Once the company launches, it will begin working towards its goal of rolling out a battery sharing service in major Japanese cities by autumn 2022. The service will initially work with Honda’s Mobile Power Pack e.
It sounds like the perfect solution. You’re driving along, and a warning light flashes on to say you’re almost out of power. No worries, you can pop into a battery sharing station, pull out your flat battery and replace it with a fully charged one in mere minutes. Then, you’re back on the road.
It’s a dream shared by Chinese electric vehicle maker NIO, which has begun rolling out a similar service for drivers of its cars in recent weeks. But, where NIO’s offering is almost the company’s USP, as it is exclusive to its cars, the four Japanese bike makers want it to be a more universal offering.
This, they say, will help create a “recycling-oriented society” as each battery pack can be used countless times by a huge number of individuals.

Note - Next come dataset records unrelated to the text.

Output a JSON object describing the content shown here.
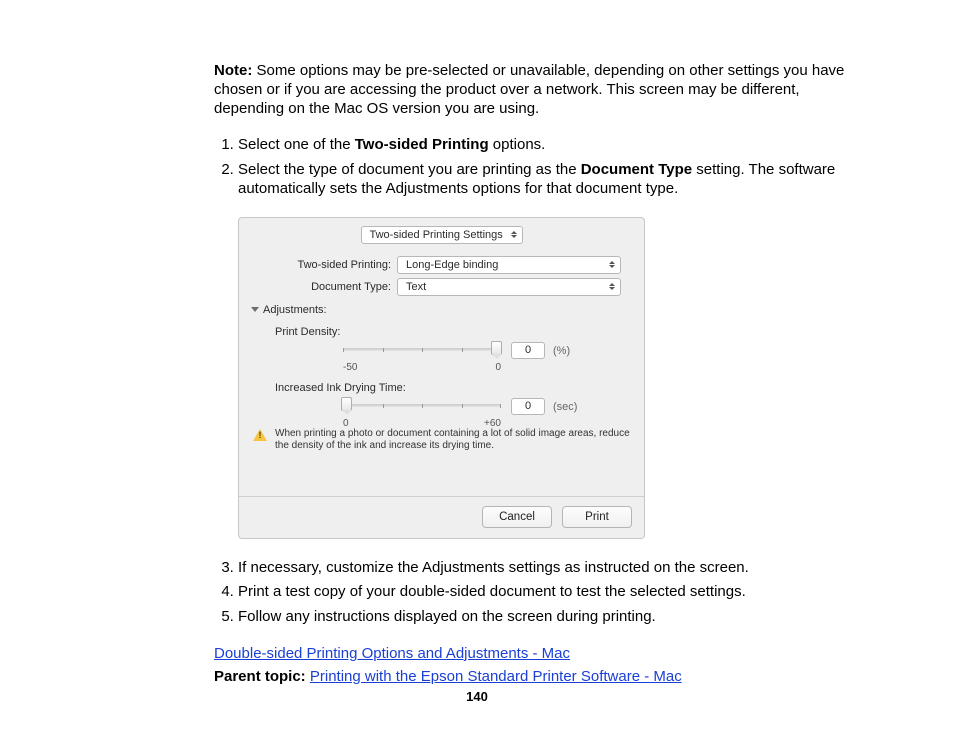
{
  "note": {
    "label": "Note:",
    "text": " Some options may be pre-selected or unavailable, depending on other settings you have chosen or if you are accessing the product over a network. This screen may be different, depending on the Mac OS version you are using."
  },
  "steps_a": {
    "s1_pre": "Select one of the ",
    "s1_bold": "Two-sided Printing",
    "s1_post": " options.",
    "s2_pre": "Select the type of document you are printing as the ",
    "s2_bold": "Document Type",
    "s2_post": " setting. The software automatically sets the Adjustments options for that document type."
  },
  "dialog": {
    "pane": "Two-sided Printing Settings",
    "tsp_label": "Two-sided Printing:",
    "tsp_value": "Long-Edge binding",
    "dt_label": "Document Type:",
    "dt_value": "Text",
    "adjust_label": "Adjustments:",
    "pd_label": "Print Density:",
    "pd_min": "-50",
    "pd_max": "0",
    "pd_value": "0",
    "pd_unit": "(%)",
    "idt_label": "Increased Ink Drying Time:",
    "idt_min": "0",
    "idt_max": "+60",
    "idt_value": "0",
    "idt_unit": "(sec)",
    "warn_text": "When printing a photo or document containing a lot of solid image areas, reduce the density of the ink and increase its drying time.",
    "cancel": "Cancel",
    "print": "Print"
  },
  "steps_b": {
    "s3": "If necessary, customize the Adjustments settings as instructed on the screen.",
    "s4": "Print a test copy of your double-sided document to test the selected settings.",
    "s5": "Follow any instructions displayed on the screen during printing."
  },
  "link_text": "Double-sided Printing Options and Adjustments - Mac",
  "parent_label": "Parent topic:",
  "parent_link": "Printing with the Epson Standard Printer Software - Mac",
  "page_number": "140"
}
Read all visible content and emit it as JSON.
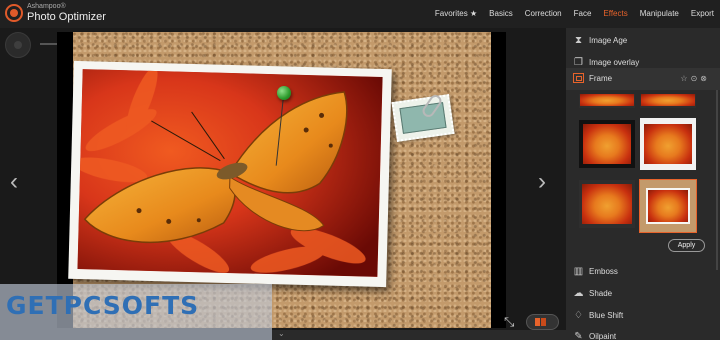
{
  "app": {
    "brand_small": "Ashampoo®",
    "brand_name": "Photo Optimizer"
  },
  "nav": {
    "items": [
      {
        "label": "Favorites ★"
      },
      {
        "label": "Basics"
      },
      {
        "label": "Correction"
      },
      {
        "label": "Face"
      },
      {
        "label": "Effects",
        "active": true
      },
      {
        "label": "Manipulate"
      },
      {
        "label": "Export"
      }
    ]
  },
  "canvas": {
    "prev_arrow": "‹",
    "next_arrow": "›",
    "fit_icon": "⤡"
  },
  "panel": {
    "top_items": [
      {
        "label": "Image Age",
        "icon": "hourglass-icon",
        "glyph": "⧗"
      },
      {
        "label": "Image overlay",
        "icon": "layers-icon",
        "glyph": "❐"
      },
      {
        "label": "Frame",
        "icon": "frame-icon",
        "selected": true
      }
    ],
    "frame_actions": "☆⊙⊗",
    "apply_label": "Apply",
    "bottom_items": [
      {
        "label": "Emboss",
        "icon": "emboss-icon",
        "glyph": "▥"
      },
      {
        "label": "Shade",
        "icon": "cloud-icon",
        "glyph": "☁"
      },
      {
        "label": "Blue Shift",
        "icon": "drop-icon",
        "glyph": "♢"
      },
      {
        "label": "Oilpaint",
        "icon": "brush-icon",
        "glyph": "✎"
      }
    ]
  },
  "watermark": {
    "text": "GETPCSOFTS"
  },
  "colors": {
    "accent": "#e8632b",
    "panel_bg": "#2a2a2a",
    "topbar_bg": "#202020"
  }
}
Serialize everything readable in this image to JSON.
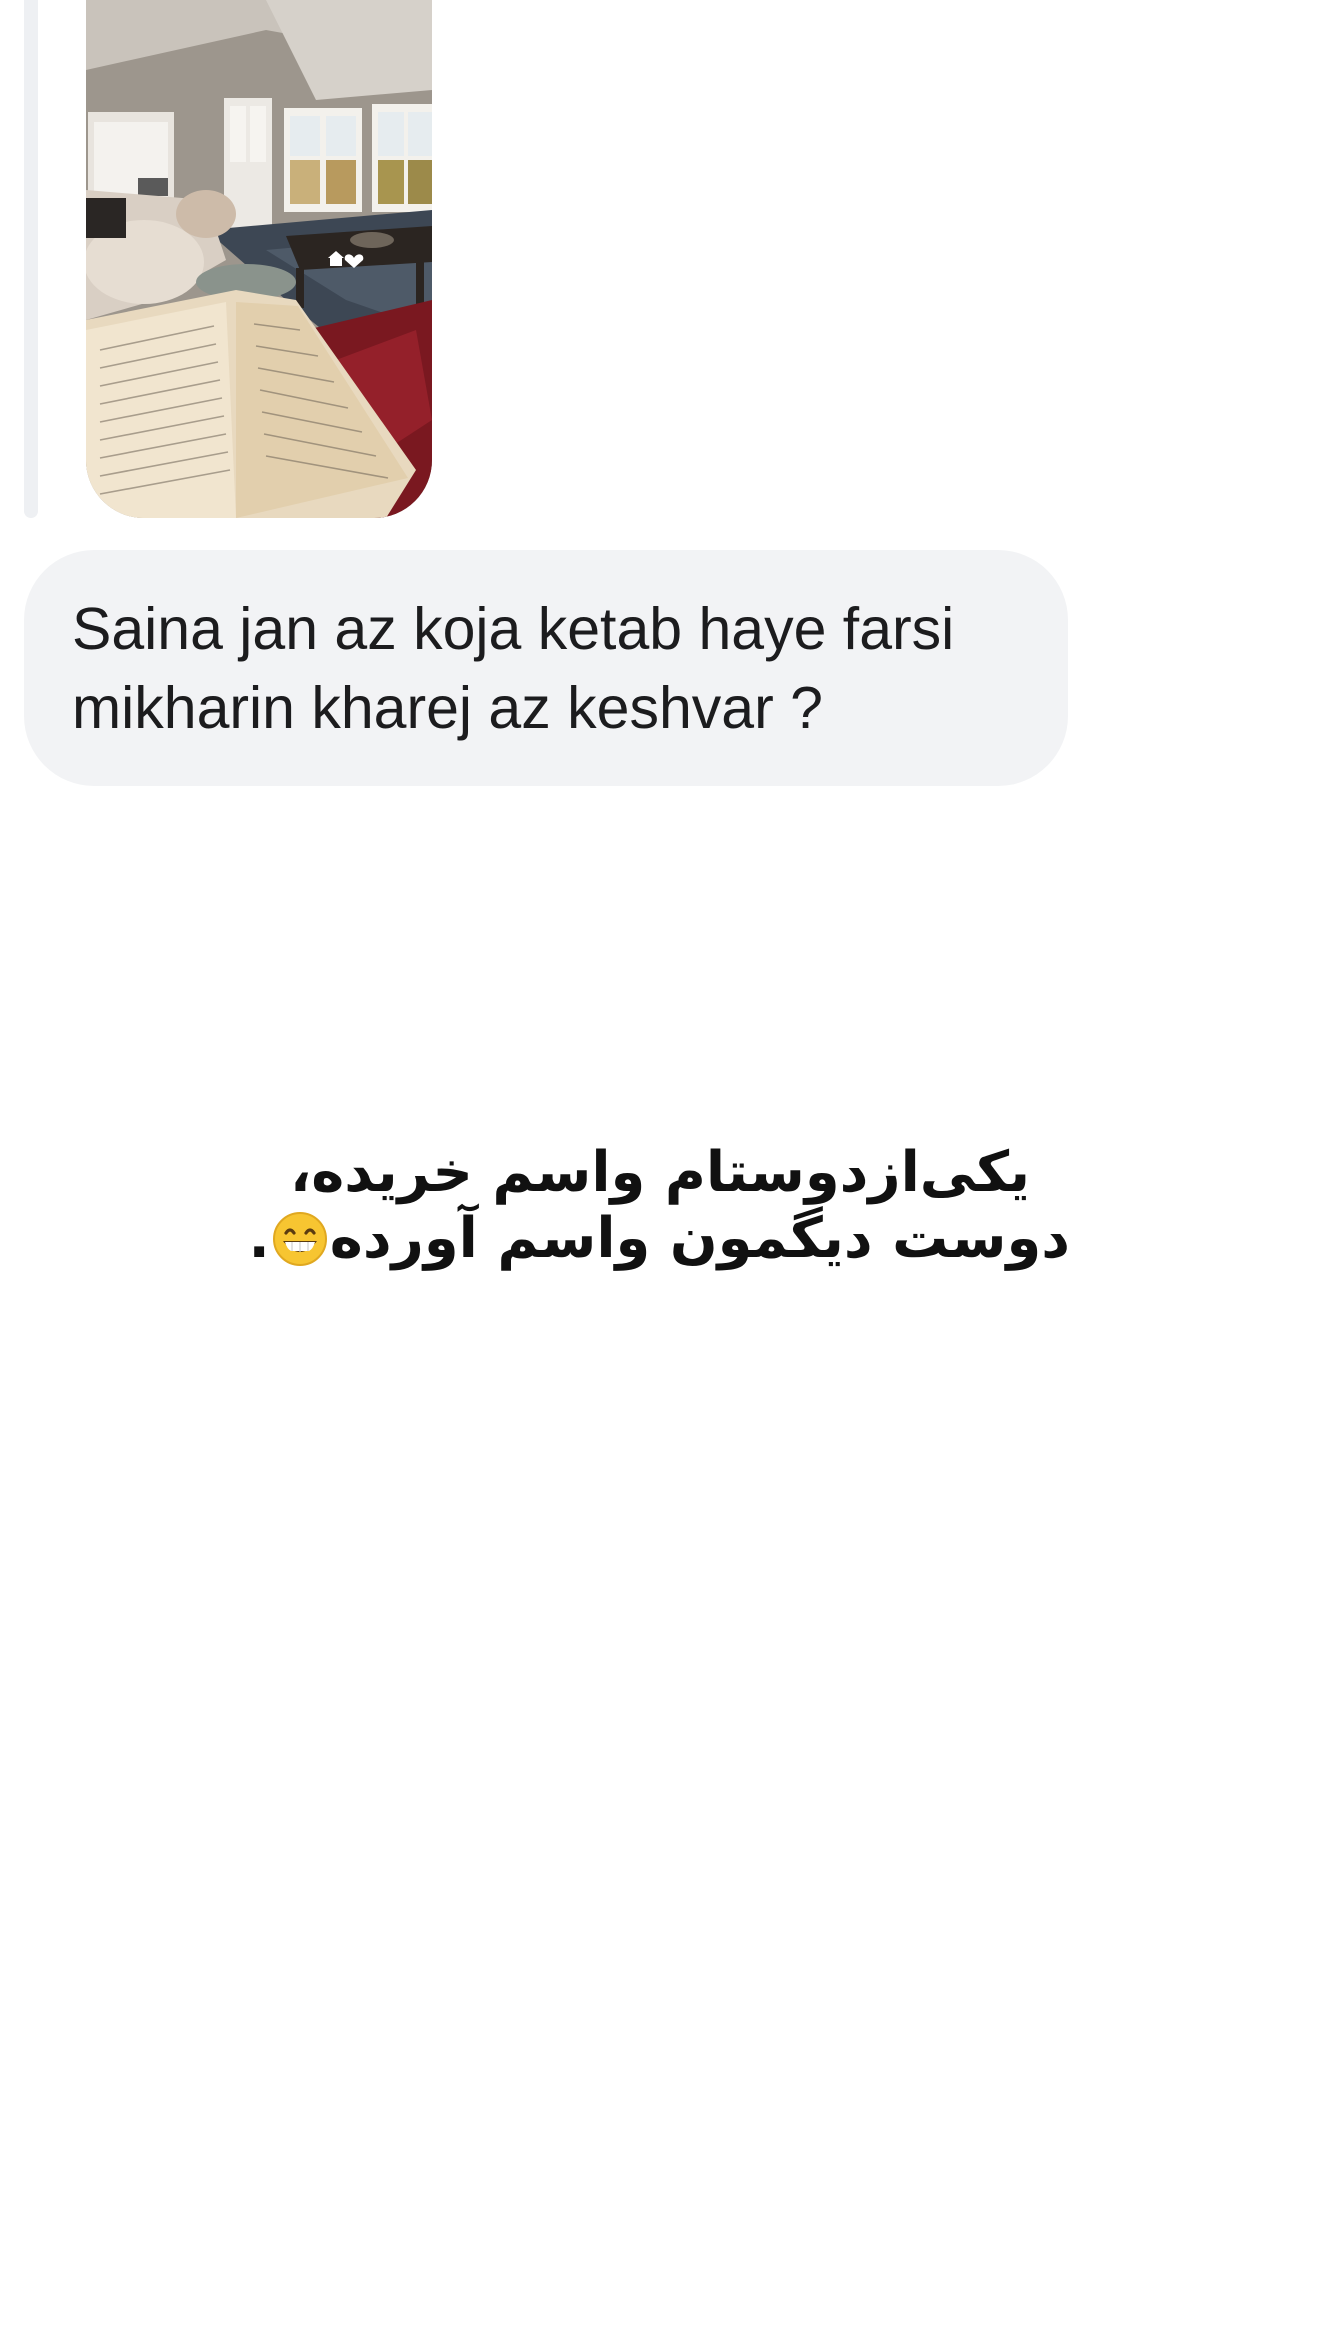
{
  "conversation": {
    "shared_story": {
      "accent": "#eef0f3",
      "thumbnail_icons": [
        "house-icon",
        "heart-icon"
      ]
    },
    "message": {
      "text": "Saina jan az koja ketab haye farsi mikharin kharej az keshvar ?",
      "bubble_color": "#f2f3f5"
    }
  },
  "caption": {
    "line1": "یکی‌ازدوستام واسم خریده،",
    "line2": "دوست دیگمون واسم آورده",
    "line2_end": ".",
    "emoji_icon": "grinning-face-icon"
  }
}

It’s a pretty neat idea, and one I’d definitely like to see spread around the world. But it does rely on even more automakers agreeing to standardize parts and components.
And things brings to mind the ongoing phone charging cable debacle. While every phone maker in the world can agree on USB-C chargers, there will always be one left out in the cold with their own proprietary port.
Personally, I can’t see the car world being any more likely to play nice than big tech. In fact, I bet there are at least a handful of Apple-esque companies that will put profits ahead of cutting their environmental impact and improving the customer experience.